Lui, Pier Paolo Brega Massone, il dottor Frankestein della cosiddetta clinica degli orrori, è a sua volta sospeso tra due ipotesi, nascoste nelle motivazioni che la Suprema corte depositerà: omicidio colposo o omicidio preterintenzionale.
L’INCUBO DI UNA VERITÀ A CUI NESSUNO CREDE
Barbara Magnani è la moglie del mostro. Sarà anche una donna gentile ma quando nelle cronache viene riportata una sua dichiarazione, la si precede sempre con espressioni del tipo “... ebbe il coraggio di dire... ”. Perché la coniuge di un chirurgo toracico che - dicevano fino all’altro ieri le sentenze - opera solo per incassare i rimborsi del sistema sanitario, non merita neppure di piangere l’assenza del marito. Adesso un velo di fi- ducia nella giustizia si è acceso negli occhi di questa signora.

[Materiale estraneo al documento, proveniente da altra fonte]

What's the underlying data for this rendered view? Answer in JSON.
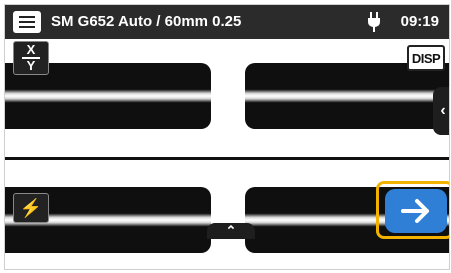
{
  "header": {
    "title": "SM G652 Auto / 60mm 0.25",
    "time": "09:19"
  },
  "controls": {
    "xy": {
      "x_label": "X",
      "y_label": "Y"
    },
    "disp_label": "DISP",
    "side_tab_glyph": "‹",
    "up_tab_glyph": "⌃",
    "arc_glyph": "⚡",
    "next_glyph": "→"
  },
  "colors": {
    "topbar": "#2b2b2b",
    "accent_highlight": "#f2b300",
    "next_button": "#2f7fd6"
  },
  "icons": [
    "menu-icon",
    "power-plug-icon",
    "xy-switch-icon",
    "display-icon",
    "chevron-left-icon",
    "chevron-up-icon",
    "arc-icon",
    "arrow-right-icon"
  ]
}
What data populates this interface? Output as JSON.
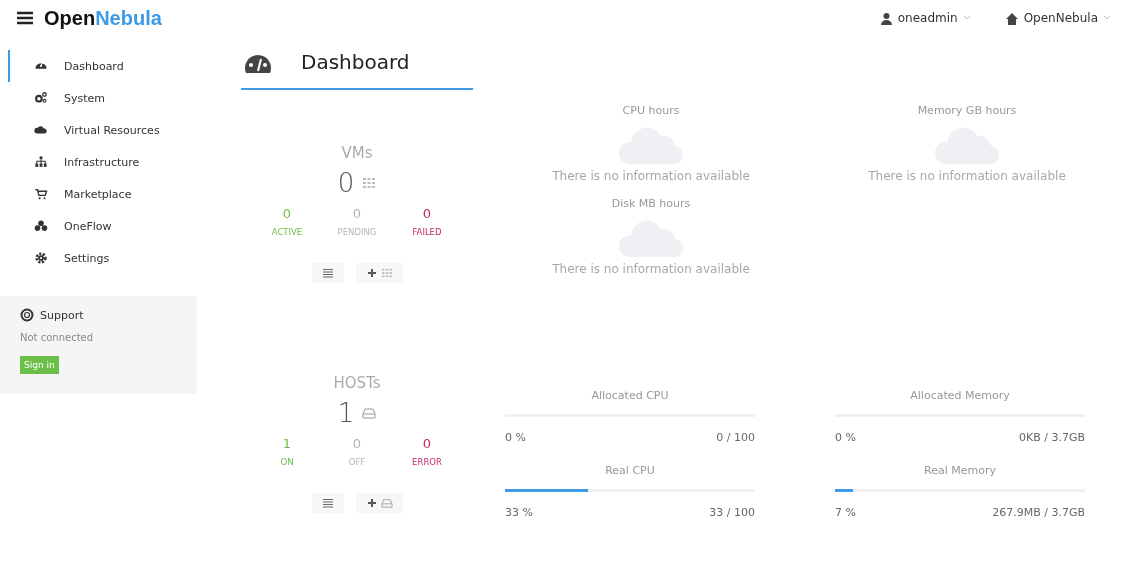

Secondo i familiari delle quattro vittime, Brega Massone «deve pagare tutto». Ma per la sua famiglia, il medico oggi 51enne ha sempre fatto il suo dovere. Ha praticato spesso una tecnica di chirurgia toracica che ha in realtà una funzione diagnostica. Quattro dei pazienti sottoposti a quel tipo di intervento sono deceduti: Giuseppina Vailati, 82 anni, Maria Luisa Scocchetti, 65 anni, Gustavo Dalto, 89 anni e Antonio Schiavo, 85 anni. Secondo la difesa, non furono i ferri del chirurgo ha causare le morti, ma un quadro già in gran parte compromesso, rispetto a cui Brega Massone provò, con gli interventi, a verificare se esisteva una estrema possibilità di recupero. Secondo l’accusa, si trattò di «cose inspiegabili, con «asportazioni di pezzi più o meno grossi di polmone». Stabilre la verità era doveroso. Ma se a dodici anni dai fatti contestati, dopo due distinti procedimenti penali, una condanna della Corte dei conti e due cause di risarcimento civile, se in capo a questo lungo iter, la Cassazione stabilisce che hanno sbagliato sia in primo che in secondo grado, potrà essere legittimo dubitare che la verità stia davvero in quell’appellativo, “mostro”?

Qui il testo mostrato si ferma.